Interview by Farah Nayeri
Feb. 8 (Bloomberg) -- Andre Balazs is showing reporters around his new possession: a flat-pack jungle house that he paid $4.97 million for at Christie's International in June.
The prefabricated aluminum-and-steel structure -- a loft on stilts with rows of thick portholes for windows -- is no Chateau Marmont. A prototype designed by French modernist architect Jean Prouve between 1949 and 1951, it once stood, peeling and pockmarked, in Brazzaville, Congo.
The house is now outside London's riverside Tate Modern as part of an exhibition at the Design Museum, a short walk along the Thames: ``Jean Prouve -- the Poetics of the Technical Object'' (through April 13.)
Dressed in a hoodless black anorak and gray flannel, Balazs, 51, took time to explain his tropical New York purchase, shivering intermittently in the cold.
Nayeri: Why have you bought this jungle house?
Balazs: I've always been a big admirer of Jean Prouve. I liked the simplicity, and his attention to the form following the function.
I knew it was up for sale, and I knew there was the auction. I went and saw it. It was installed underneath the 59th Street bridge, on a spectacular site on the East River. It was love at first sight. It was a very quick decision.
Nayeri: What are you going to do with it?
Balazs: This was one of the first examples of a building truly engineered for its climate, and for a minimal impact. We'd like to take this as a centerpiece, and develop some environmentally sound prefabricated resorts in similar settings as to where this building was first built.
Heading to Miami
Nayeri: Where is it headed next?
Balazs: It's going down to Miami and residing at the Raleigh Hotel, probably for about a year or so, through next year's Art Basel fair.
Nayeri: Isn't $5 million a little expensive for a jungle house on stilts?
Balazs: Well, it's not a jungle house on stilts. It's a work of art. It's really a piece of beautiful sculpture. To go into it is like living inside a beautifully sculpted desk or cabinet. A better analogy might be a fine automobile.
Nayeri: This building is parked outside Tate Modern with your name attached -- isn't it going to help you establish a beachhead in London, which you've been trying to do?
Balazs: We are working now on a project, which is probably a little premature to talk about.
London Hotel?
Nayeri: You're opening a hotel here?
Balazs: I hope so.
Nayeri: What is it that so draws you to building hotels?
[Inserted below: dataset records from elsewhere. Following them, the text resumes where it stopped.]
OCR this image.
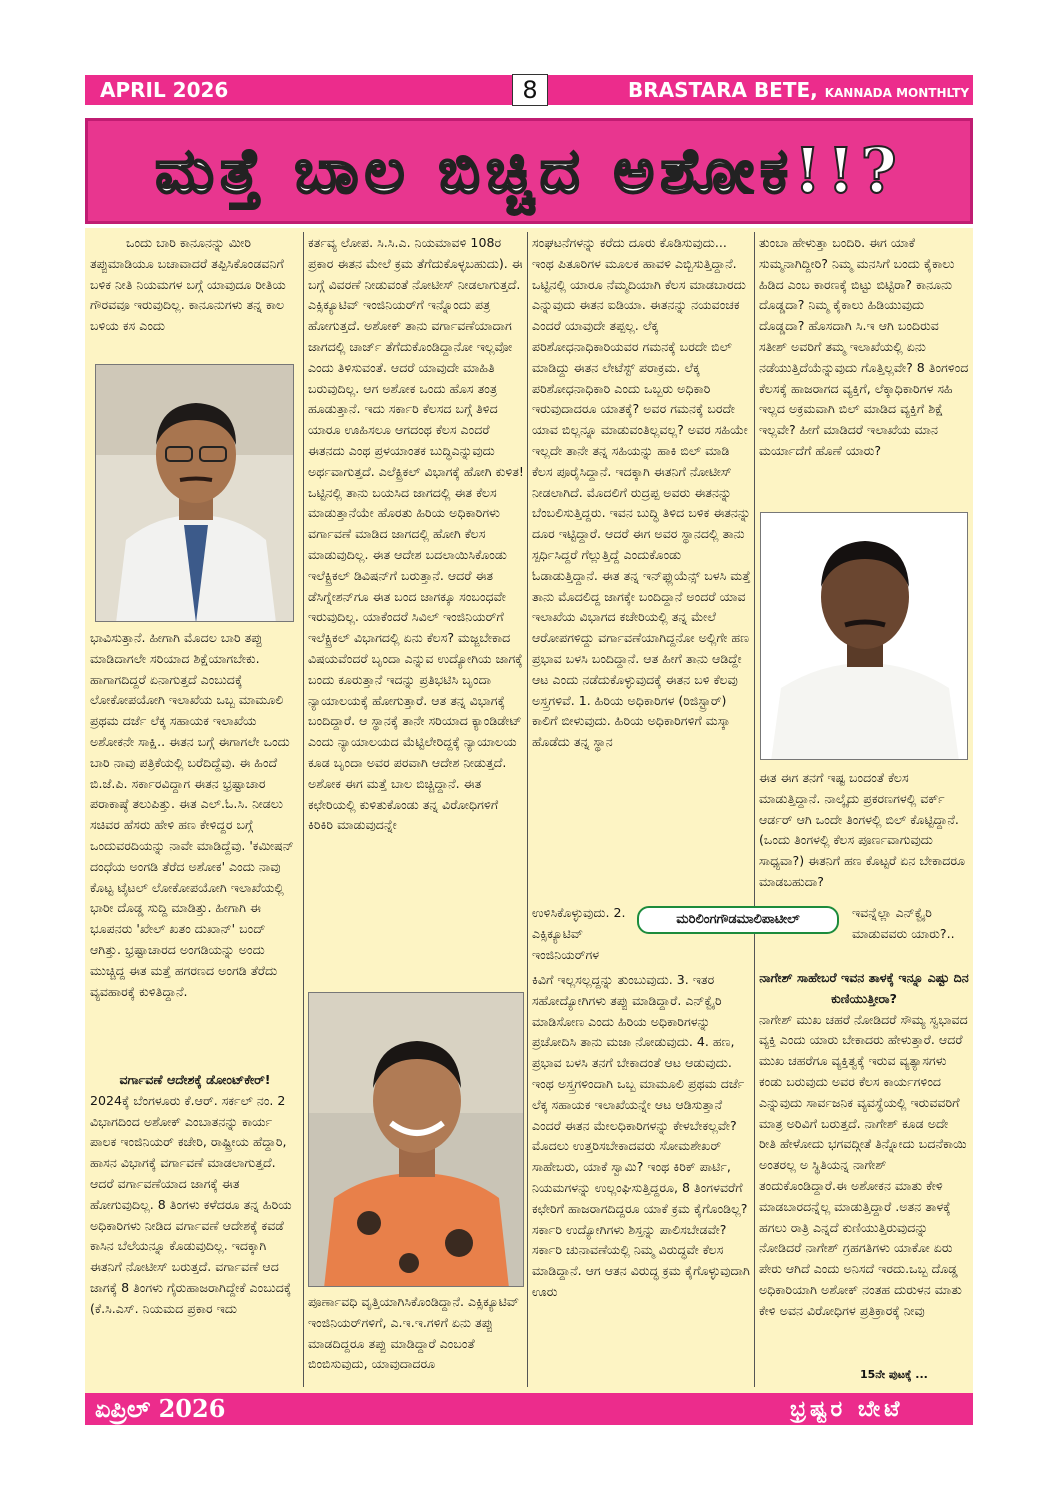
APRIL 2026	8	BRASTARA BETE, KANNADA MONTHLTY
ಮತ್ತೆ ಬಾಲ ಬಿಚ್ಚಿದ ಅಶೋಕ!!?

ಒಂದು ಬಾರಿ ಕಾನೂನನ್ನು ಮೀರಿ ತಪ್ಪುಮಾಡಿಯೂ ಬಚಾವಾದರೆ ತಪ್ಪಿಸಿಕೊಂಡವನಿಗೆ ಬಳಿಕ ನೀತಿ ನಿಯಮಗಳ ಬಗ್ಗೆ ಯಾವುದೂ ರೀತಿಯ ಗೌರವವೂ ಇರುವುದಿಲ್ಲ. ಕಾನೂನುಗಳು ತನ್ನ ಕಾಲ ಬಳಿಯ ಕಸ ಎಂದು

ಭಾವಿಸುತ್ತಾನೆ. ಹೀಗಾಗಿ ಮೊದಲ ಬಾರಿ ತಪ್ಪು ಮಾಡಿದಾಗಲೇ ಸರಿಯಾದ ಶಿಕ್ಷೆಯಾಗಬೇಕು. ಹಾಗಾಗದಿದ್ದರೆ ಏನಾಗುತ್ತದೆ ಎಂಬುದಕ್ಕೆ ಲೋಕೋಪಯೋಗಿ ಇಲಾಖೆಯ ಒಬ್ಬ ಮಾಮೂಲಿ ಪ್ರಥಮ ದರ್ಜೆ ಲೆಕ್ಕ ಸಹಾಯಕ ಇಲಾಖೆಯ ಅಶೋಕನೇ ಸಾಕ್ಷಿ.. ಈತನ ಬಗ್ಗೆ ಈಗಾಗಲೇ ಒಂದು ಬಾರಿ ನಾವು ಪತ್ರಿಕೆಯಲ್ಲಿ ಬರೆದಿದ್ದೆವು. ಈ ಹಿಂದೆ ಬಿ.ಜೆ.ಪಿ. ಸರ್ಕಾರವಿದ್ದಾಗ ಈತನ ಭ್ರಷ್ಟಾಚಾರ ಪರಾಕಾಷ್ಠೆ ತಲುಪಿತ್ತು. ಈತ ಎಲ್.ಓ.ಸಿ. ನೀಡಲು ಸಚಿವರ ಹೆಸರು ಹೇಳಿ ಹಣ ಕೇಳಿದ್ದರ ಬಗ್ಗೆ ಒಂದುವರದಿಯನ್ನು ನಾವೇ ಮಾಡಿದ್ದೆವು. 'ಕಮೀಷನ್ ದಂಧೆಯ ಅಂಗಡಿ ತೆರೆದ ಅಶೋಕ' ಎಂದು ನಾವು ಕೊಟ್ಟ ಟೈಟಲ್ ಲೋಕೋಪಯೋಗಿ ಇಲಾಖೆಯಲ್ಲಿ ಭಾರೀ ದೊಡ್ಡ ಸುದ್ದಿ ಮಾಡಿತ್ತು. ಹೀಗಾಗಿ ಈ ಭೂಪನರು 'ಖೇಲ್ ಖತಂ ದುಖಾನ್' ಬಂದ್ ಆಗಿತ್ತು. ಭ್ರಷ್ಟಾಚಾರದ ಅಂಗಡಿಯನ್ನು ಅಂದು ಮುಚ್ಚಿದ್ದ ಈತ ಮತ್ತೆ ಹಗರಣದ ಅಂಗಡಿ ತೆರೆದು ವ್ಯವಹಾರಕ್ಕೆ ಕುಳಿತಿದ್ದಾನೆ.

ವರ್ಗಾವಣೆ ಆದೇಶಕ್ಕೆ ಡೋಂಟ್‌ಕೇರ್!

2024ಕ್ಕೆ ಬೆಂಗಳೂರು ಕೆ.ಆರ್. ಸರ್ಕಲ್ ನಂ. 2 ವಿಭಾಗದಿಂದ ಅಶೋಕ್ ಎಂಬಾತನನ್ನು ಕಾರ್ಯ ಪಾಲಕ ಇಂಜಿನಿಯರ್ ಕಚೇರಿ, ರಾಷ್ಟ್ರೀಯ ಹೆದ್ದಾರಿ, ಹಾಸನ ವಿಭಾಗಕ್ಕೆ ವರ್ಗಾವಣೆ ಮಾಡಲಾಗುತ್ತದೆ. ಆದರೆ ವರ್ಗಾವಣೆಯಾದ ಜಾಗಕ್ಕೆ ಈತ ಹೋಗುವುದಿಲ್ಲ. 8 ತಿಂಗಳು ಕಳೆದರೂ ತನ್ನ ಹಿರಿಯ ಅಧಿಕಾರಿಗಳು ನೀಡಿದ ವರ್ಗಾವಣೆ ಆದೇಶಕ್ಕೆ ಕವಡೆ ಕಾಸಿನ ಬೆಲೆಯನ್ನೂ ಕೊಡುವುದಿಲ್ಲ. ಇದಕ್ಕಾಗಿ ಈತನಿಗೆ ನೋಟೀಸ್ ಬರುತ್ತದೆ. ವರ್ಗಾವಣೆ ಆದ ಜಾಗಕ್ಕೆ 8 ತಿಂಗಳು ಗೈರುಹಾಜರಾಗಿದ್ದೇಕೆ ಎಂಬುದಕ್ಕೆ (ಕೆ.ಸಿ.ಎಸ್. ನಿಯಮದ ಪ್ರಕಾರ ಇದು

ಕರ್ತವ್ಯ ಲೋಪ. ಸಿ.ಸಿ.ಎ. ನಿಯಮಾವಳಿ 108ರ ಪ್ರಕಾರ ಈತನ ಮೇಲೆ ಕ್ರಮ ತೆಗೆದುಕೊಳ್ಳಬಹುದು). ಈ ಬಗ್ಗೆ ವಿವರಣೆ ನೀಡುವಂತೆ ನೋಟೀಸ್ ನೀಡಲಾಗುತ್ತದೆ. ಎಕ್ಸಿಕ್ಯೂಟಿವ್ ಇಂಜಿನಿಯರ್‌ಗೆ ಇನ್ನೊಂದು ಪತ್ರ ಹೋಗುತ್ತದೆ. ಅಶೋಕ್ ತಾನು ವರ್ಗಾವಣೆಯಾದಾಗ ಜಾಗದಲ್ಲಿ ಚಾರ್ಜ್ ತೆಗೆದುಕೊಂಡಿದ್ದಾನೋ ಇಲ್ಲವೋ ಎಂದು ತಿಳಿಸುವಂತೆ. ಆದರೆ ಯಾವುದೇ ಮಾಹಿತಿ ಬರುವುದಿಲ್ಲ. ಆಗ ಅಶೋಕ ಒಂದು ಹೊಸ ತಂತ್ರ ಹೂಡುತ್ತಾನೆ. ಇದು ಸರ್ಕಾರಿ ಕೆಲಸದ ಬಗ್ಗೆ ತಿಳಿದ ಯಾರೂ ಊಹಿಸಲೂ ಆಗದಂಥ ಕೆಲಸ ಎಂದರೆ ಈತನದು ಎಂಥ ಪ್ರಳಯಾಂತಕ ಬುದ್ಧಿಎನ್ನುವುದು ಅರ್ಥವಾಗುತ್ತದೆ. ಎಲೆಕ್ಟ್ರಿಕಲ್ ವಿಭಾಗಕ್ಕೆ ಹೋಗಿ ಕುಳಿತ! ಒಟ್ಟಿನಲ್ಲಿ ತಾನು ಬಯಸಿದ ಜಾಗದಲ್ಲಿ ಈತ ಕೆಲಸ ಮಾಡುತ್ತಾನೆಯೇ ಹೊರತು ಹಿರಿಯ ಅಧಿಕಾರಿಗಳು ವರ್ಗಾವಣೆ ಮಾಡಿದ ಜಾಗದಲ್ಲಿ ಹೋಗಿ ಕೆಲಸ ಮಾಡುವುದಿಲ್ಲ. ಈತ ಆದೇಶ ಬದಲಾಯಿಸಿಕೊಂಡು ಇಲೆಕ್ಟ್ರಿಕಲ್ ಡಿವಿಷನ್‌ಗೆ ಬರುತ್ತಾನೆ. ಆದರೆ ಈತ ಡೆಸಿಗ್ನೇಶನ್‌ಗೂ ಈತ ಬಂದ ಜಾಗಕ್ಕೂ ಸಂಬಂಧವೇ ಇರುವುದಿಲ್ಲ. ಯಾಕೆಂದರೆ ಸಿವಿಲ್ ಇಂಜಿನಿಯರ್‌ಗೆ ಇಲೆಕ್ಟ್ರಿಕಲ್ ವಿಭಾಗದಲ್ಲಿ ಏನು ಕೆಲಸ? ಮಜ್ಜಬೇಕಾದ ವಿಷಯವೆಂದರೆ ಬೃಂದಾ ಎನ್ನುವ ಉದ್ಯೋಗಿಯ ಜಾಗಕ್ಕೆ ಬಂದು ಕೂರುತ್ತಾನೆ ಇದನ್ನು ಪ್ರತಿಭಟಿಸಿ ಬೃಂದಾ ನ್ಯಾಯಾಲಯಕ್ಕೆ ಹೋಗುತ್ತಾರೆ. ಆತ ತನ್ನ ವಿಭಾಗಕ್ಕೆ ಬಂದಿದ್ದಾರೆ. ಆ ಸ್ಥಾನಕ್ಕೆ ತಾನೇ ಸರಿಯಾದ ಕ್ಯಾಂಡಿಡೇಟ್ ಎಂದು ನ್ಯಾಯಾಲಯದ ಮೆಟ್ಟಿಲೇರಿದ್ದಕ್ಕೆ ನ್ಯಾಯಾಲಯ ಕೂಡ ಬೃಂದಾ ಅವರ ಪರವಾಗಿ ಆದೇಶ ನೀಡುತ್ತದೆ. ಅಶೋಕ ಈಗ ಮತ್ತೆ ಬಾಲ ಬಿಚ್ಚಿದ್ದಾನೆ. ಈತ ಕಛೇರಿಯಲ್ಲಿ ಕುಳಿತುಕೊಂಡು ತನ್ನ ವಿರೋಧಿಗಳಿಗೆ ಕಿರಿಕಿರಿ ಮಾಡುವುದನ್ನೇ

ಪೂರ್ಣಾವಧಿ ವೃತ್ತಿಯಾಗಿಸಿಕೊಂಡಿದ್ದಾನೆ. ಎಕ್ಸಿಕ್ಯೂಟಿವ್ ಇಂಜಿನಿಯರ್‌ಗಳಿಗೆ, ಎ.ಇ.ಇ.ಗಳಿಗೆ ಏನು ತಪ್ಪು ಮಾಡದಿದ್ದರೂ ತಪ್ಪು ಮಾಡಿದ್ದಾರೆ ಎಂಬಂತೆ ಬಿಂಬಿಸುವುದು, ಯಾವುದಾದರೂ

ಸಂಘಟನೆಗಳನ್ನು ಕರೆದು ದೂರು ಕೊಡಿಸುವುದು... ಇಂಥ ಪಿತೂರಿಗಳ ಮೂಲಕ ಹಾವಳಿ ಎಬ್ಬಿಸುತ್ತಿದ್ದಾನೆ. ಒಟ್ಟಿನಲ್ಲಿ ಯಾರೂ ನೆಮ್ಮದಿಯಾಗಿ ಕೆಲಸ ಮಾಡಬಾರದು ಎನ್ನುವುದು ಈತನ ಐಡಿಯಾ. ಈತನನ್ನು ನಯವಂಚಕ ಎಂದರೆ ಯಾವುದೇ ತಪ್ಪಲ್ಲ. ಲೆಕ್ಕ ಪರಿಶೋಧನಾಧಿಕಾರಿಯವರ ಗಮನಕ್ಕೆ ಬರದೇ ಬಿಲ್ ಮಾಡಿದ್ದು ಈತನ ಲೇಟೆಸ್ಟ್ ಪರಾಕ್ರಮ. ಲೆಕ್ಕ ಪರಿಶೋಧನಾಧಿಕಾರಿ ಎಂದು ಒಬ್ಬರು ಅಧಿಕಾರಿ ಇರುವುದಾದರೂ ಯಾತಕ್ಕೆ? ಅವರ ಗಮನಕ್ಕೆ ಬರದೇ ಯಾವ ಬಿಲ್ಲನ್ನೂ ಮಾಡುವಂತಿಲ್ಲವಲ್ಲ? ಅವರ ಸಹಿಯೇ ಇಲ್ಲದೇ ತಾನೇ ತನ್ನ ಸಹಿಯನ್ನು ಹಾಕಿ ಬಿಲ್ ಮಾಡಿ ಕೆಲಸ ಪೂರೈಸಿದ್ದಾನೆ. ಇದಕ್ಕಾಗಿ ಈತನಿಗೆ ನೋಟೀಸ್ ನೀಡಲಾಗಿದೆ. ಮೊದಲಿಗೆ ರುದ್ರಪ್ಪ ಅವರು ಈತನನ್ನು ಬೆಂಬಲಿಸುತ್ತಿದ್ದರು. ಇವನ ಬುದ್ಧಿ ತಿಳಿದ ಬಳಿಕ ಈತನನ್ನು ದೂರ ಇಟ್ಟಿದ್ದಾರೆ. ಆದರೆ ಈಗ ಅವರ ಸ್ಥಾನದಲ್ಲಿ ತಾನು ಸ್ಪರ್ಧಿಸಿದ್ದರೆ ಗೆಲ್ಲುತ್ತಿದ್ದೆ ಎಂದುಕೊಂಡು ಓಡಾಡುತ್ತಿದ್ದಾನೆ. ಈತ ತನ್ನ ಇನ್‌ಫ್ಲುಯೆನ್ಸ್ ಬಳಸಿ ಮತ್ತೆ ತಾನು ಮೊದಲಿದ್ದ ಜಾಗಕ್ಕೇ ಬಂದಿದ್ದಾನೆ ಅಂದರೆ ಯಾವ ಇಲಾಖೆಯ ವಿಭಾಗದ ಕಚೇರಿಯಲ್ಲಿ ತನ್ನ ಮೇಲೆ ಆರೋಪಗಳಿದ್ದು ವರ್ಗಾವಣೆಯಾಗಿದ್ದನೋ ಅಲ್ಲಿಗೇ ಹಣ ಪ್ರಭಾವ ಬಳಸಿ ಬಂದಿದ್ದಾನೆ. ಆತ ಹೀಗೆ ತಾನು ಆಡಿದ್ದೇ ಆಟ ಎಂದು ನಡೆದುಕೊಳ್ಳುವುದಕ್ಕೆ ಈತನ ಬಳಿ ಕೆಲವು ಅಸ್ತ್ರಗಳಿವೆ. 1. ಹಿರಿಯ ಅಧಿಕಾರಿಗಳ (ರಿಜಿಸ್ಟ್ರಾರ್) ಕಾಲಿಗೆ ಬೀಳುವುದು. ಹಿರಿಯ ಅಧಿಕಾರಿಗಳಿಗೆ ಮಸ್ಕಾ ಹೊಡೆದು ತನ್ನ ಸ್ಥಾನ

ಉಳಿಸಿಕೊಳ್ಳುವುದು. 2. ಎಕ್ಸಿಕ್ಯೂಟಿವ್ ಇಂಜಿನಿಯರ್‌ಗಳ

ಮರಿಲಿಂಗಗೌಡಮಾಲಿಪಾಟೀಲ್

ಕಿವಿಗೆ ಇಲ್ಲಸಲ್ಲದ್ದನ್ನು ತುಂಬುವುದು. 3. ಇತರ ಸಹೋದ್ಯೋಗಿಗಳು ತಪ್ಪು ಮಾಡಿದ್ದಾರೆ. ಎನ್‌ಕ್ವೈರಿ ಮಾಡಿಸೋಣ ಎಂದು ಹಿರಿಯ ಅಧಿಕಾರಿಗಳನ್ನು ಪ್ರಚೋದಿಸಿ ತಾನು ಮಜಾ ನೋಡುವುದು. 4. ಹಣ, ಪ್ರಭಾವ ಬಳಸಿ ತನಗೆ ಬೇಕಾದಂತೆ ಆಟ ಆಡುವುದು. ಇಂಥ ಅಸ್ತ್ರಗಳಿಂದಾಗಿ ಒಬ್ಬ ಮಾಮೂಲಿ ಪ್ರಥಮ ದರ್ಜೆ ಲೆಕ್ಕ ಸಹಾಯಕ ಇಲಾಖೆಯನ್ನೇ ಆಟ ಆಡಿಸುತ್ತಾನೆ ಎಂದರೆ ಈತನ ಮೇಲಧಿಕಾರಿಗಳನ್ನು ಕೇಳಬೇಕಲ್ಲವೇ? ಮೊದಲು ಉತ್ತರಿಸಬೇಕಾದವರು ಸೋಮಶೇಖರ್ ಸಾಹೇಬರು, ಯಾಕೆ ಸ್ವಾಮಿ? ಇಂಥ ಕಿರಿಕ್ ಪಾರ್ಟಿ, ನಿಯಮಗಳನ್ನು ಉಲ್ಲಂಘಿಸುತ್ತಿದ್ದರೂ, 8 ತಿಂಗಳವರೆಗೆ ಕಛೇರಿಗೆ ಹಾಜರಾಗದಿದ್ದರೂ ಯಾಕೆ ಕ್ರಮ ಕೈಗೊಂಡಿಲ್ಲ? ಸರ್ಕಾರಿ ಉದ್ಯೋಗಿಗಳು ಶಿಸ್ತನ್ನು ಪಾಲಿಸಬೇಡವೇ? ಸರ್ಕಾರಿ ಚುನಾವಣೆಯಲ್ಲಿ ನಿಮ್ಮ ವಿರುದ್ಧವೇ ಕೆಲಸ ಮಾಡಿದ್ದಾನೆ. ಆಗ ಆತನ ವಿರುದ್ಧ ಕ್ರಮ ಕೈಗೊಳ್ಳುವುದಾಗಿ ಊರು

ತುಂಬಾ ಹೇಳುತ್ತಾ ಬಂದಿರಿ. ಈಗ ಯಾಕೆ ಸುಮ್ಮನಾಗಿದ್ದೀರಿ? ನಿಮ್ಮ ಮನಸಿಗೆ ಬಂದು ಕೈಕಾಲು ಹಿಡಿದ ಎಂಬ ಕಾರಣಕ್ಕೆ ಬಿಟ್ಟು ಬಿಟ್ಟಿರಾ? ಕಾನೂನು ದೊಡ್ಡದಾ? ನಿಮ್ಮ ಕೈಕಾಲು ಹಿಡಿಯುವುದು ದೊಡ್ಡದಾ? ಹೊಸದಾಗಿ ಸಿ.ಇ ಆಗಿ ಬಂದಿರುವ ಸತೀಶ್ ಅವರಿಗೆ ತಮ್ಮ ಇಲಾಖೆಯಲ್ಲಿ ಏನು ನಡೆಯುತ್ತಿದೆಯೆನ್ನುವುದು ಗೊತ್ತಿಲ್ಲವೇ? 8 ತಿಂಗಳಿಂದ ಕೆಲಸಕ್ಕೆ ಹಾಜರಾಗದ ವ್ಯಕ್ತಿಗೆ, ಲೆಕ್ಕಾಧಿಕಾರಿಗಳ ಸಹಿ ಇಲ್ಲದ ಅಕ್ರಮವಾಗಿ ಬಿಲ್ ಮಾಡಿದ ವ್ಯಕ್ತಿಗೆ ಶಿಕ್ಷೆ ಇಲ್ಲವೇ? ಹೀಗೆ ಮಾಡಿದರೆ ಇಲಾಖೆಯ ಮಾನ ಮರ್ಯಾದೆಗೆ ಹೊಣೆ ಯಾರು?

ಈತ ಈಗ ತನಗೆ ಇಷ್ಟ ಬಂದಂತೆ ಕೆಲಸ ಮಾಡುತ್ತಿದ್ದಾನೆ. ನಾಲ್ಕೈದು ಪ್ರಕರಣಗಳಲ್ಲಿ ವರ್ಕ್ ಆರ್ಡರ್ ಆಗಿ ಒಂದೇ ತಿಂಗಳಲ್ಲಿ ಬಿಲ್ ಕೊಟ್ಟಿದ್ದಾನೆ. (ಒಂದು ತಿಂಗಳಲ್ಲಿ ಕೆಲಸ ಪೂರ್ಣವಾಗುವುದು ಸಾಧ್ಯವಾ?) ಈತನಿಗೆ ಹಣ ಕೊಟ್ಟರೆ ಏನ ಬೇಕಾದರೂ ಮಾಡಬಹುದಾ?

ಇವನ್ನೆಲ್ಲಾ ಎನ್‌ಕ್ವೈರಿ ಮಾಡುವವರು ಯಾರು?..

ನಾಗೇಶ್ ಸಾಹೇಬರೆ ಇವನ ತಾಳಕ್ಕೆ ಇನ್ನೂ ಎಷ್ಟು ದಿನ ಕುಣಿಯುತ್ತೀರಾ?

ನಾಗೇಶ್ ಮುಖ ಚಹರೆ ನೋಡಿದರೆ ಸೌಮ್ಯ ಸ್ವಭಾವದ ವ್ಯಕ್ತಿ ಎಂದು ಯಾರು ಬೇಕಾದರು ಹೇಳುತ್ತಾರೆ. ಆದರೆ ಮುಖ ಚಹರೆಗೂ ವ್ಯಕ್ತಿತ್ವಕ್ಕೆ ಇರುವ ವ್ಯತ್ಯಾಸಗಳು ಕಂಡು ಬರುವುದು ಅವರ ಕೆಲಸ ಕಾರ್ಯಗಳಿಂದ ಎನ್ನುವುದು ಸಾರ್ವಜನಿಕ ವ್ಯವಸ್ಥೆಯಲ್ಲಿ ಇರುವವರಿಗೆ ಮಾತ್ರ ಅರಿವಿಗೆ ಬರುತ್ತದೆ. ನಾಗೇಶ್ ಕೂಡ ಅದೇ ರೀತಿ ಹೇಳೋದು ಭಗವದ್ಗೀತೆ ತಿನ್ನೋದು ಬದನೆಕಾಯಿ ಅಂತರಲ್ಲ ಅ ಸ್ಥಿತಿಯನ್ನ ನಾಗೇಶ್ ತಂದುಕೊಂಡಿದ್ದಾರೆ.ಈ ಅಶೋಕನ ಮಾತು ಕೇಳಿ ಮಾಡಬಾರದನ್ನೆಲ್ಲ ಮಾಡುತ್ತಿದ್ದಾರೆ .ಅತನ ತಾಳಕ್ಕೆ ಹಗಲು ರಾತ್ರಿ ಎನ್ನದೆ ಕುಣಿಯುತ್ತಿರುವುದನ್ನು ನೋಡಿದರೆ ನಾಗೇಶ್ ಗ್ರಹಗತಿಗಳು ಯಾಕೋ ಏರು ಪೇರು ಆಗಿದೆ ಎಂದು ಅನಿಸದೆ ಇರದು.ಒಬ್ಬ ದೊಡ್ಡ ಅಧಿಕಾರಿಯಾಗಿ ಅಶೋಕ್ ನಂತಹ ದುರುಳನ ಮಾತು ಕೇಳಿ ಅವನ ವಿರೋಧಿಗಳ ಪ್ರತಿಕ್ರಾರಕ್ಕೆ ನೀವು

15ನೇ ಪುಟಕ್ಕೆ ...
ಏಪ್ರಿಲ್ 2026	ಭ್ರಷ್ಟರ ಬೇಟೆ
Balazs: The ability to create some sort of narrative for people to experience.
There is an element of the journalistic, of creating a story and its manifestation in a physical setting, which includes not just the design but ultimately the people and the staff. It's really about the environment and being able to give people some sort of joy and satisfaction in that special place.
Nayeri: What do you like about London?
Balazs: I like everything about it. It's cosmopolitan. Even more than New York. It's truly an international city.
Nayeri: You've said that travel is one of the last remaining luxuries. We live in a world that is awash with cash. What do you mean?
Balazs: You can get almost any luxury item anywhere. It doesn't matter where you buy your Prada bag. Travel, because it involves money and time, ultimately becomes the most exclusive thing. I think we're all looking for experiences, cultural and sensual. Travel offers all of it, and it's the only one that involves time and money, as opposed to simply money. In a way, it's the ultimate luxury.